中身は聞かなくてもわかっている。酒粕だ。
彼の家は、地元では有名な造り酒屋だ。
一番人気のなんとかいう清酒は、確か賞ももらってる。
私は日本酒が飲めないから、飲んだこともないし、名前もいまだに覚えてない。



「なぁ、甘酒ダイエットって知ってる?」

「さぁ、知らんけど。」

「職場の女子が、甘酒ダイエットを始めるから酒粕がほしいてゆうて、それでいっぱいあげたんやけど、全然痩せへんかったらしいわ。」

「そうなん?なんでやろか?」

「よう調べてみたら、甘酒は酒粕からやのうて、酒麹で作らなあかんかったみたいやわ。
そら、そうやわなぁ。
酒粕から作る甘酒には、砂糖使うから、カロリー高いわなぁ。」

「へぇ、そうやったんや。
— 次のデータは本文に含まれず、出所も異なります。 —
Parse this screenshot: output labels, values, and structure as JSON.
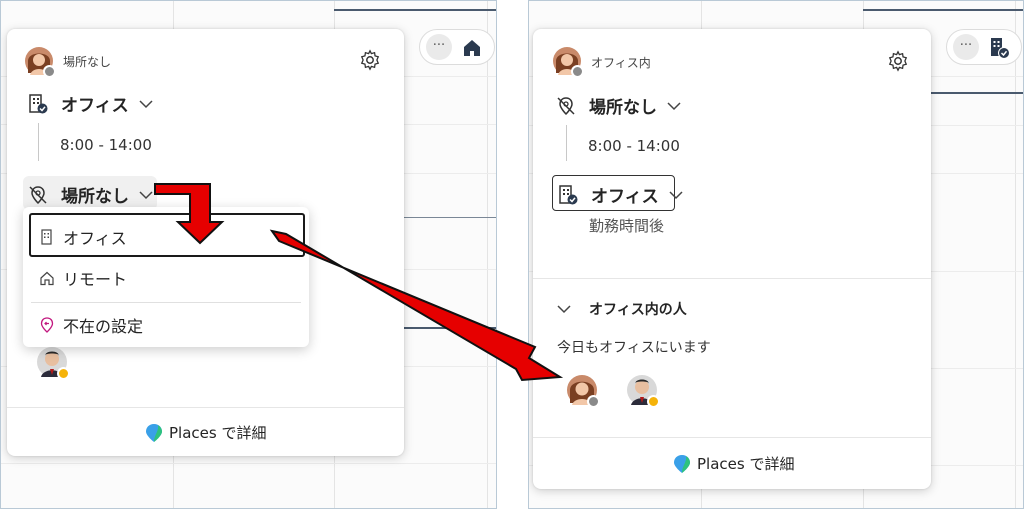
{
  "left_panel": {
    "status_small": "場所なし",
    "current_location": "オフィス",
    "time_range": "8:00 - 14:00",
    "selector_label": "場所なし",
    "menu": {
      "items": [
        {
          "label": "オフィス",
          "icon": "building-icon"
        },
        {
          "label": "リモート",
          "icon": "home-icon"
        },
        {
          "label": "不在の設定",
          "icon": "away-icon"
        }
      ]
    },
    "places_link": "Places で詳細",
    "pill_more": "···"
  },
  "right_panel": {
    "status_small": "オフィス内",
    "current_location": "場所なし",
    "time_range": "8:00 - 14:00",
    "selected_location": "オフィス",
    "after_hours_note": "勤務時間後",
    "section_title": "オフィス内の人",
    "today_note": "今日もオフィスにいます",
    "places_link": "Places で詳細",
    "pill_more": "···"
  },
  "colors": {
    "annotation_arrow": "#e60000",
    "accent_dark": "#2b3a4f"
  }
}
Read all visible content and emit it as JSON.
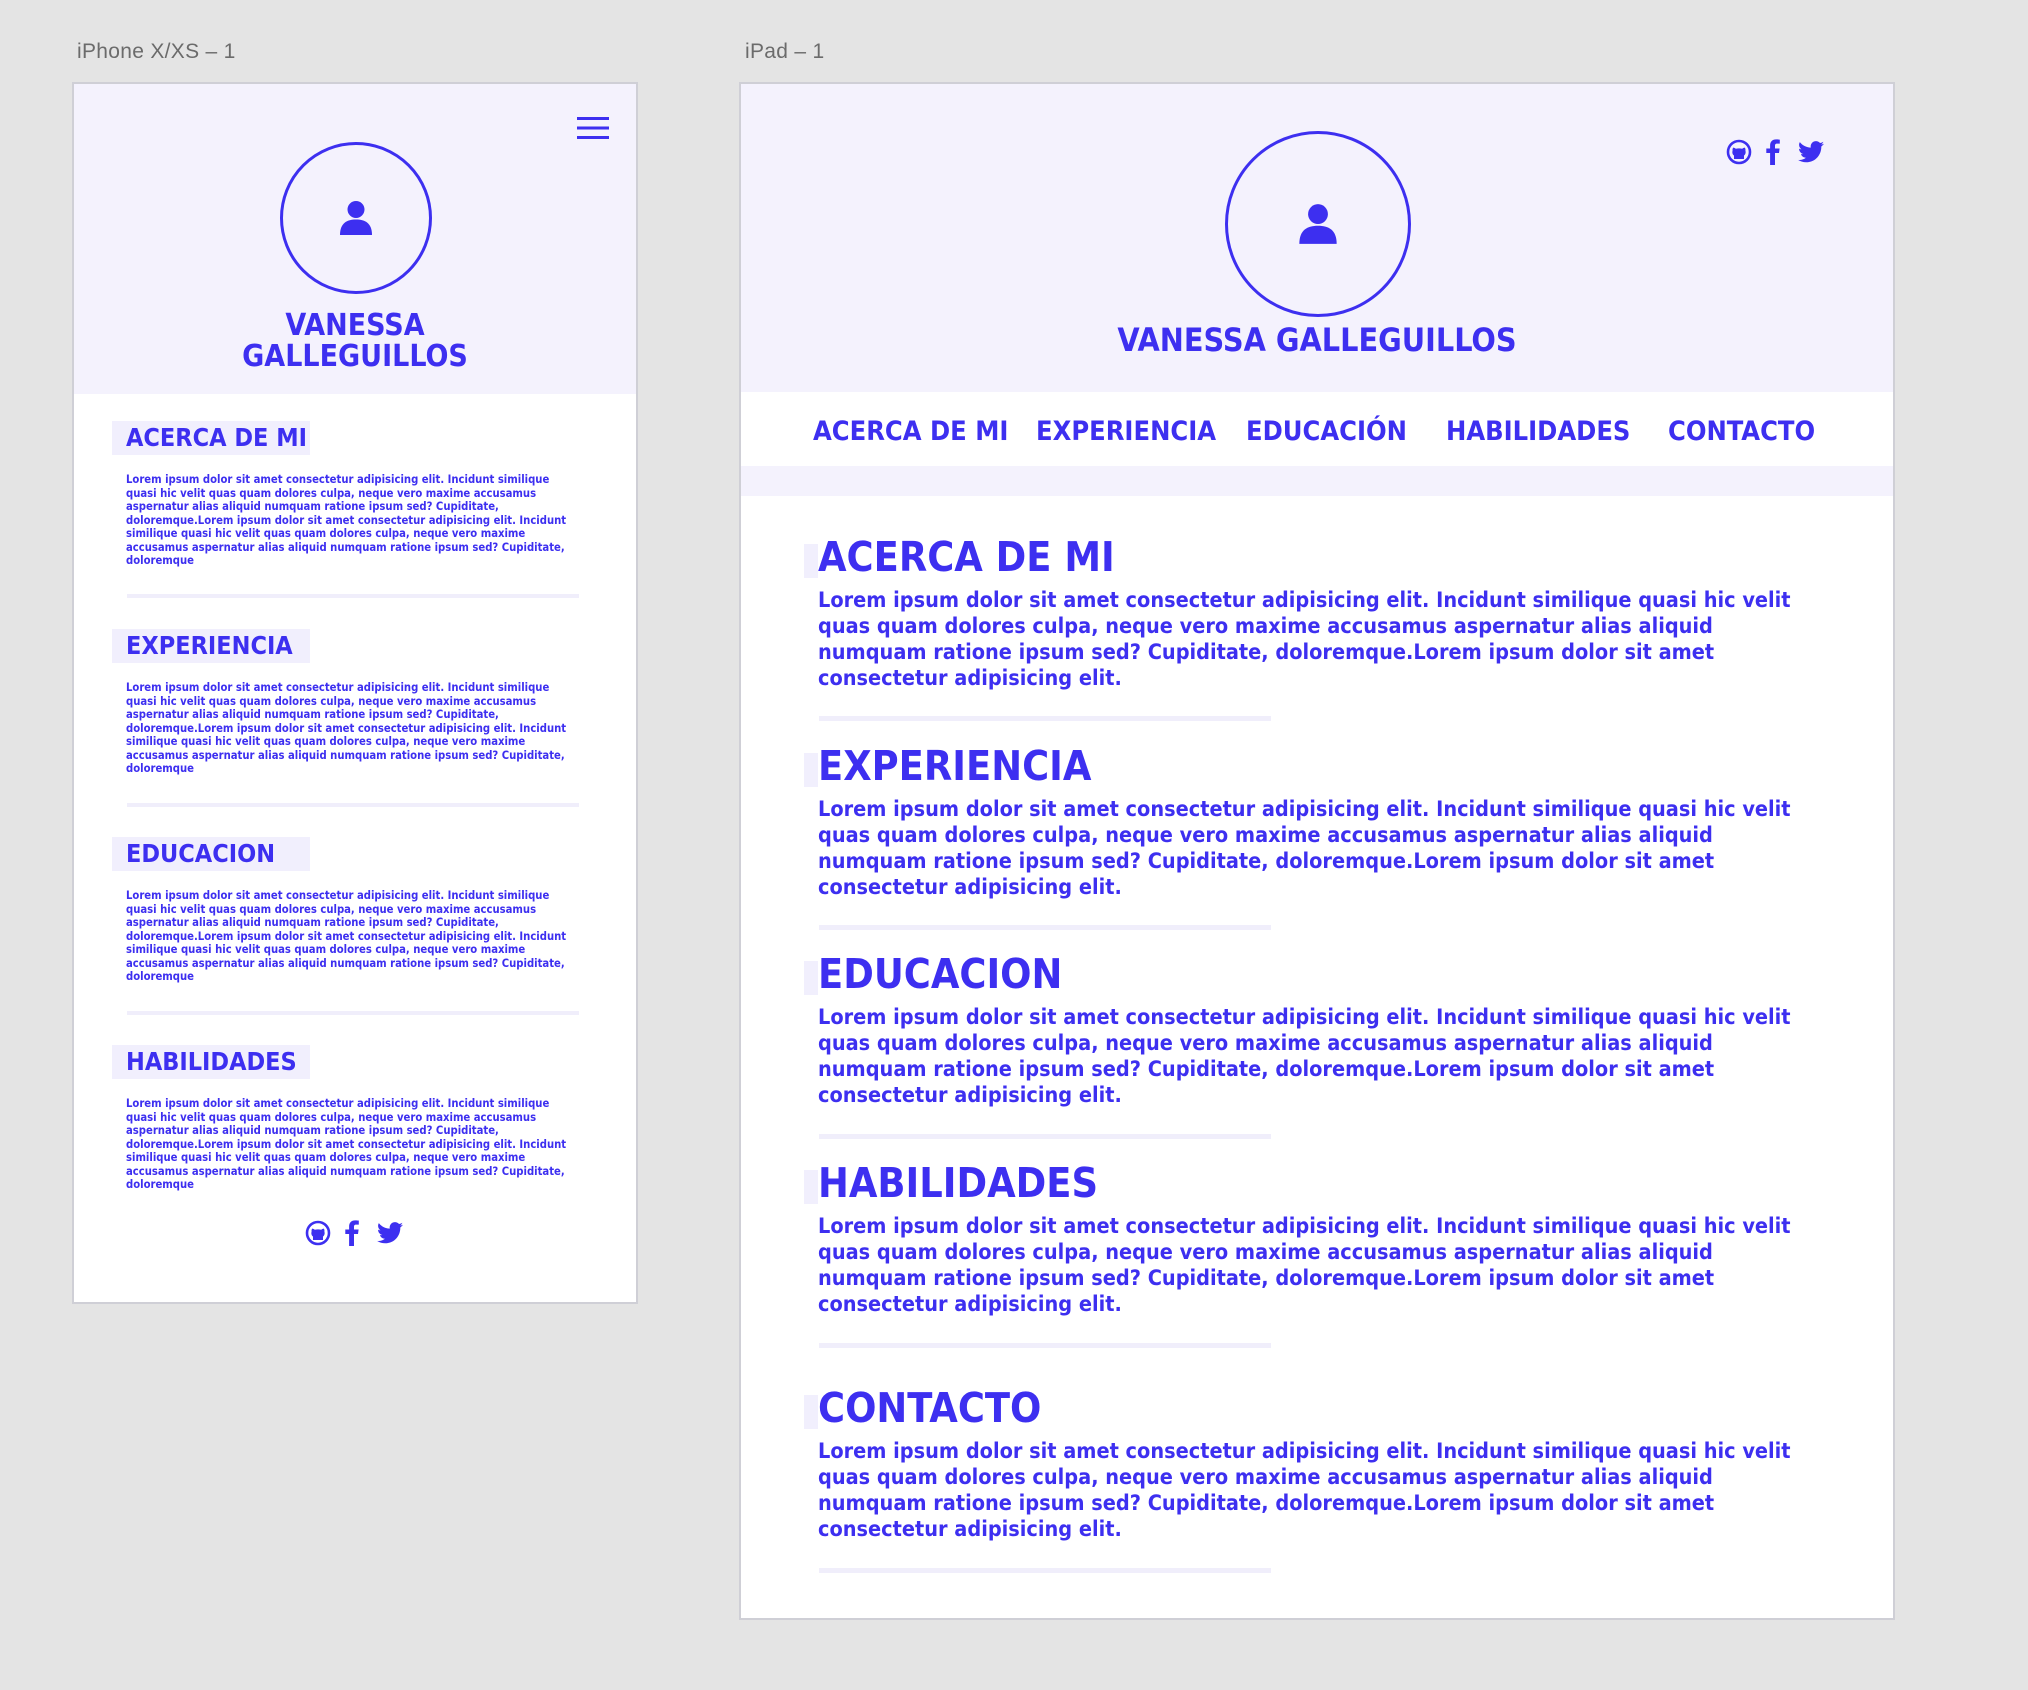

」

他愛ない会話。
彼は言ってみれば、空気みたいな人だ。
強く惹き付けられるようなことはないけれど、逆にイライラしたり嫌な気持ちになることは絶対にない。
邪魔にならない、とでも言うのか。
無理をしなくて良いし、一緒にいて、とても楽な人だ。



一応、結婚も視野に入れている。
彼は三男坊だから、酒蔵を継ぐこともない。



「はい、どうぞ。」

「ありがとう。」



温かい甘酒を彼に出した。
甘酒なんて、きっともう飲み飽きてるだろうけど、冬はいつも甘酒を作る。
彼にもらった酒粕を溶いて、砂糖を入れ、少しだけ生姜を入れてある。



「あぁ、体の芯から温もるわぁ。
亜紀の甘酒は、ほんま、天下一品やな。」

「大袈裟やなぁ。」

いつも彼はほめてくれる。
こんな、誰にでも作れる甘酒を。



「粕汁もあるで。」

「そやおもたわ。」



彼がしょっちゅう酒粕を持ってくるから、私は甘酒と粕汁ばかり作っている。
粕汁も飽きてるだろうに、彼は文句も言わず、いつも食べてくれる。



レシピサイトを見て、酒粕を使った料理をいろいろ作ってみたけれど、やっぱり、甘酒と酒粕が美味しい。
彼も同じ気持ちのようだ。
本当に彼とは気が合う。



いつプロポーズしてくれるのかわからないけど、その日を私は楽しみに待っている。